Justice isn’t blind yet.


Today’s readings (click below to open in new tab/window):
Psalms 143; 147:12-20, Deuteronomy 16:18-20, 17:14-20, 2 Corinthians 8:1-16, Luke 18:1-8

As the Jewish people prepared to settle into the promised land, God laid down some rules about who might be their king. The king could be rich, but not too rich. He could have wives, but not many wives. And quite specifically, he could have horses, but not too many horses, especially if he had to get them from Egypt, where the people were forbidden to return. These conditions were meant to keep the king focused on God and to prevent him from “exalting himself above other members of the community.”

The wealthy and powerful have always lived by different rules than others, not only because they can afford to buy their way out of consequences for their actions, but because we make different assumptions about the wealthy and the poor. And since we have not yet untangled our nation’s historical relationship between race and poverty, that disparity becomes even more pronounced across racial divides. Add to that mix the prosperity gospel which teaches God financially rewards the faithful – and conversely implies the poor are lacking faith and morality – and the down-on-their-luck are perceived as unworthy of luck. Outcomes of the supposedly blind justice system are more predictable by economic status and race than by similarity of crime. From health care to education to housing loans, many systems are designed – often through lack of understanding but sometimes intentionally – to give further advantage to the already advantaged, and more insidiously to make us believe that’s just and fair.

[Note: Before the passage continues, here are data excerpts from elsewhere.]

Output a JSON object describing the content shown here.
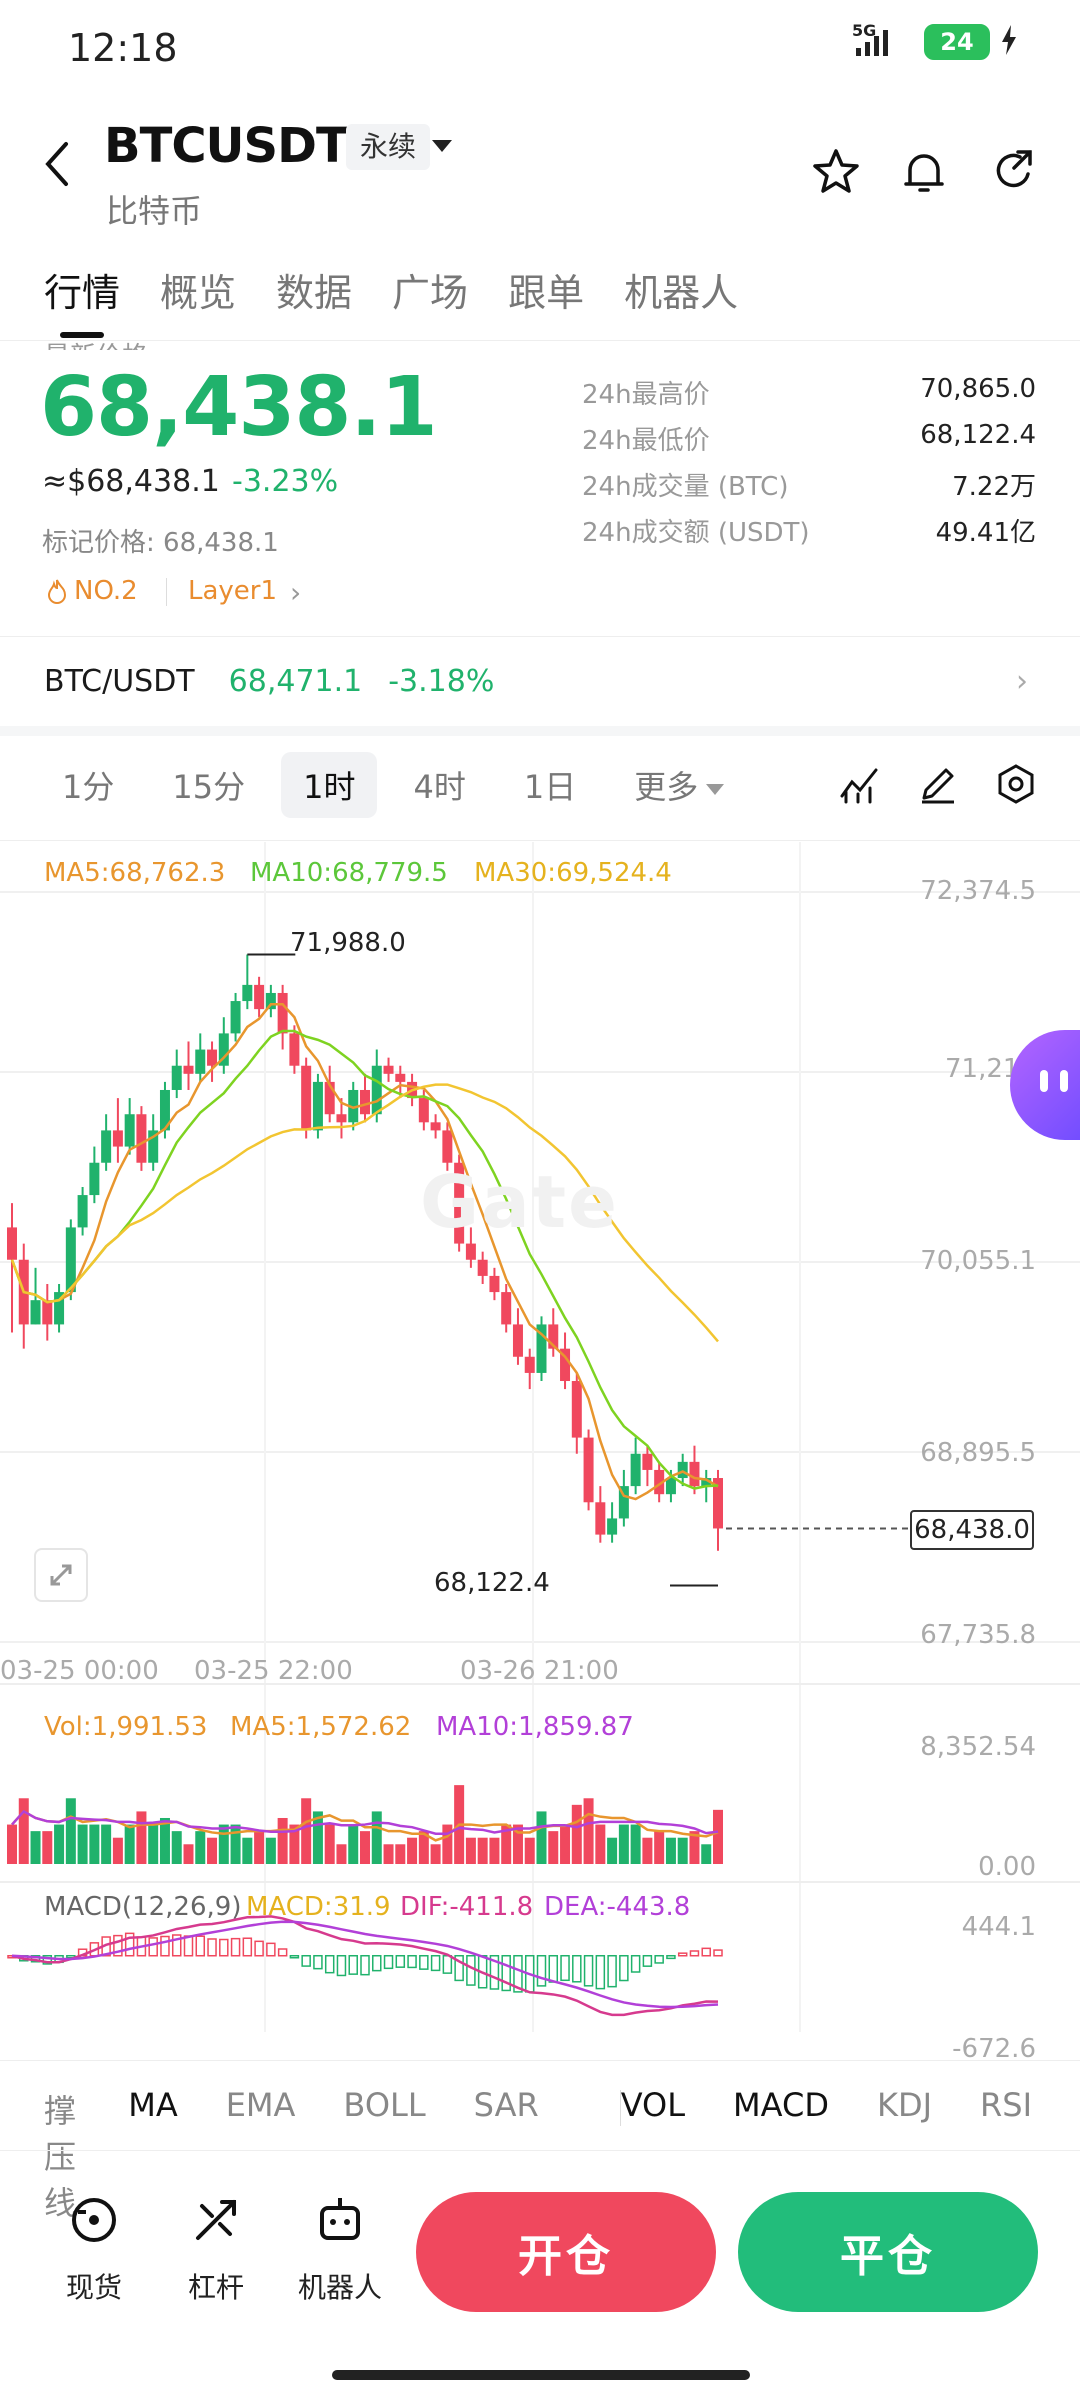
{
  "status_bar": {
    "time": "12:18",
    "network": "5G",
    "battery": "24"
  },
  "header": {
    "symbol": "BTCUSDT",
    "contract_type": "永续",
    "name": "比特币"
  },
  "tabs": [
    {
      "label": "行情",
      "active": true
    },
    {
      "label": "概览"
    },
    {
      "label": "数据"
    },
    {
      "label": "广场"
    },
    {
      "label": "跟单"
    },
    {
      "label": "机器人"
    }
  ],
  "ticker": {
    "label": "最新价格",
    "last_price": "68,438.1",
    "usd_price": "≈$68,438.1",
    "change_pct": "-3.23%",
    "mark_price": "标记价格: 68,438.1",
    "rank_tag": "NO.2",
    "sector_tag": "Layer1",
    "stats": [
      {
        "label": "24h最高价",
        "value": "70,865.0"
      },
      {
        "label": "24h最低价",
        "value": "68,122.4"
      },
      {
        "label": "24h成交量 (BTC)",
        "value": "7.22万"
      },
      {
        "label": "24h成交额 (USDT)",
        "value": "49.41亿"
      }
    ]
  },
  "spot": {
    "pair": "BTC/USDT",
    "price": "68,471.1",
    "change": "-3.18%"
  },
  "timeframes": {
    "items": [
      "1分",
      "15分",
      "1时",
      "4时",
      "1日"
    ],
    "active": "1时",
    "more": "更多"
  },
  "colors": {
    "up": "#20b26c",
    "down": "#f0485e",
    "ma5": "#e8962e",
    "ma10": "#7ed321",
    "ma30": "#f2c531",
    "vol_ma10": "#b240d8",
    "dif": "#d63a8e",
    "dea": "#b240d8"
  },
  "chart": {
    "ma5": "MA5:68,762.3",
    "ma10": "MA10:68,779.5",
    "ma30": "MA30:69,524.4",
    "y_ticks": [
      "72,374.5",
      "71,214",
      "70,055.1",
      "68,895.5",
      "67,735.8"
    ],
    "x_ticks": [
      "03-25 00:00",
      "03-25 22:00",
      "03-26 21:00"
    ],
    "high_label": "71,988.0",
    "low_label": "68,122.4",
    "current_price": "68,438.0",
    "watermark": "Gate"
  },
  "chart_data": {
    "type": "candlestick",
    "ylim": [
      67735.8,
      72374.5
    ],
    "high": 71988.0,
    "low": 68122.4,
    "last": 68438.0,
    "candles": [
      [
        70300,
        70100,
        70450,
        69650
      ],
      [
        70100,
        69700,
        70200,
        69550
      ],
      [
        69700,
        69850,
        70050,
        69700
      ],
      [
        69850,
        69700,
        69950,
        69600
      ],
      [
        69700,
        69900,
        69950,
        69650
      ],
      [
        69900,
        70300,
        70350,
        69850
      ],
      [
        70300,
        70500,
        70550,
        70250
      ],
      [
        70500,
        70700,
        70800,
        70450
      ],
      [
        70700,
        70900,
        71000,
        70650
      ],
      [
        70900,
        70800,
        71100,
        70700
      ],
      [
        70800,
        71000,
        71100,
        70750
      ],
      [
        71000,
        70700,
        71050,
        70650
      ],
      [
        70700,
        70900,
        71000,
        70650
      ],
      [
        70900,
        71150,
        71200,
        70850
      ],
      [
        71150,
        71300,
        71400,
        71100
      ],
      [
        71300,
        71250,
        71450,
        71150
      ],
      [
        71250,
        71400,
        71500,
        71200
      ],
      [
        71400,
        71300,
        71450,
        71200
      ],
      [
        71300,
        71500,
        71600,
        71250
      ],
      [
        71500,
        71700,
        71750,
        71450
      ],
      [
        71700,
        71800,
        71988,
        71650
      ],
      [
        71800,
        71650,
        71850,
        71600
      ],
      [
        71650,
        71750,
        71800,
        71600
      ],
      [
        71750,
        71500,
        71800,
        71400
      ],
      [
        71500,
        71300,
        71550,
        71250
      ],
      [
        71300,
        70900,
        71350,
        70850
      ],
      [
        70900,
        71200,
        71250,
        70850
      ],
      [
        71200,
        71000,
        71300,
        70950
      ],
      [
        71000,
        70950,
        71100,
        70850
      ],
      [
        70950,
        71150,
        71200,
        70900
      ],
      [
        71150,
        71000,
        71250,
        70950
      ],
      [
        71000,
        71300,
        71400,
        70950
      ],
      [
        71300,
        71250,
        71350,
        71200
      ],
      [
        71250,
        71200,
        71300,
        71100
      ],
      [
        71200,
        71100,
        71250,
        71050
      ],
      [
        71100,
        70950,
        71150,
        70900
      ],
      [
        70950,
        70900,
        71000,
        70850
      ],
      [
        70900,
        70700,
        70950,
        70650
      ],
      [
        70700,
        70200,
        70750,
        70150
      ],
      [
        70200,
        70100,
        70300,
        70050
      ],
      [
        70100,
        70000,
        70150,
        69950
      ],
      [
        70000,
        69900,
        70050,
        69850
      ],
      [
        69900,
        69700,
        69950,
        69650
      ],
      [
        69700,
        69500,
        69800,
        69450
      ],
      [
        69500,
        69400,
        69550,
        69300
      ],
      [
        69400,
        69700,
        69750,
        69350
      ],
      [
        69700,
        69550,
        69800,
        69500
      ],
      [
        69550,
        69350,
        69650,
        69300
      ],
      [
        69350,
        69000,
        69400,
        68900
      ],
      [
        69000,
        68600,
        69050,
        68550
      ],
      [
        68600,
        68400,
        68700,
        68350
      ],
      [
        68400,
        68500,
        68600,
        68350
      ],
      [
        68500,
        68700,
        68800,
        68450
      ],
      [
        68700,
        68900,
        69000,
        68650
      ],
      [
        68900,
        68800,
        68950,
        68700
      ],
      [
        68800,
        68650,
        68850,
        68600
      ],
      [
        68650,
        68750,
        68800,
        68600
      ],
      [
        68750,
        68850,
        68900,
        68700
      ],
      [
        68850,
        68700,
        68950,
        68650
      ],
      [
        68700,
        68750,
        68800,
        68600
      ],
      [
        68750,
        68438,
        68800,
        68300
      ]
    ],
    "volume": {
      "vol": 1991.53,
      "ma5": 1572.62,
      "ma10": 1859.87,
      "ylim": [
        0,
        8352.54
      ]
    },
    "macd": {
      "params": "MACD(12,26,9)",
      "macd": 31.9,
      "dif": -411.8,
      "dea": -443.8,
      "ylim": [
        -672.6,
        444.1
      ]
    }
  },
  "volume_legend": {
    "vol": "Vol:1,991.53",
    "ma5": "MA5:1,572.62",
    "ma10": "MA10:1,859.87",
    "top": "8,352.54",
    "bottom": "0.00"
  },
  "macd_legend": {
    "name": "MACD(12,26,9)",
    "macd": "MACD:31.9",
    "dif": "DIF:-411.8",
    "dea": "DEA:-443.8",
    "top": "444.1",
    "bottom": "-672.6"
  },
  "indicators": {
    "main": [
      "撑压线",
      "MA",
      "EMA",
      "BOLL",
      "SAR"
    ],
    "sub": [
      "VOL",
      "MACD",
      "KDJ",
      "RSI"
    ],
    "active": [
      "MA",
      "VOL",
      "MACD"
    ]
  },
  "bottom_nav": {
    "spot": "现货",
    "leverage": "杠杆",
    "bot": "机器人",
    "open": "开仓",
    "close": "平仓"
  }
}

What’s the remedy for this? In 2 Corinthians, Paul tells the church a “fair balance” is not based on what you’ve earned, but on what needs you can help relieve. He reminds them, “It was written, ‘The one who had much did not have too much, and the one who had little did not have too little.’” Moving money around is relatively easy. Moving social capital around is more difficult, is more time-consuming, and requires more intentional education, effort, and sacrifice. Jesus invites us to develop a deeper sense of justice more concerned with who we can serve than with what we deserve.

Comfort: We are all equal before God.

Challenge: Read this article about racial disparities in criminal sentencing.

Prayer: Merciful God, may Your justice transform our land and lives. Amen.

Discussion: What can you do to promote justice in your community?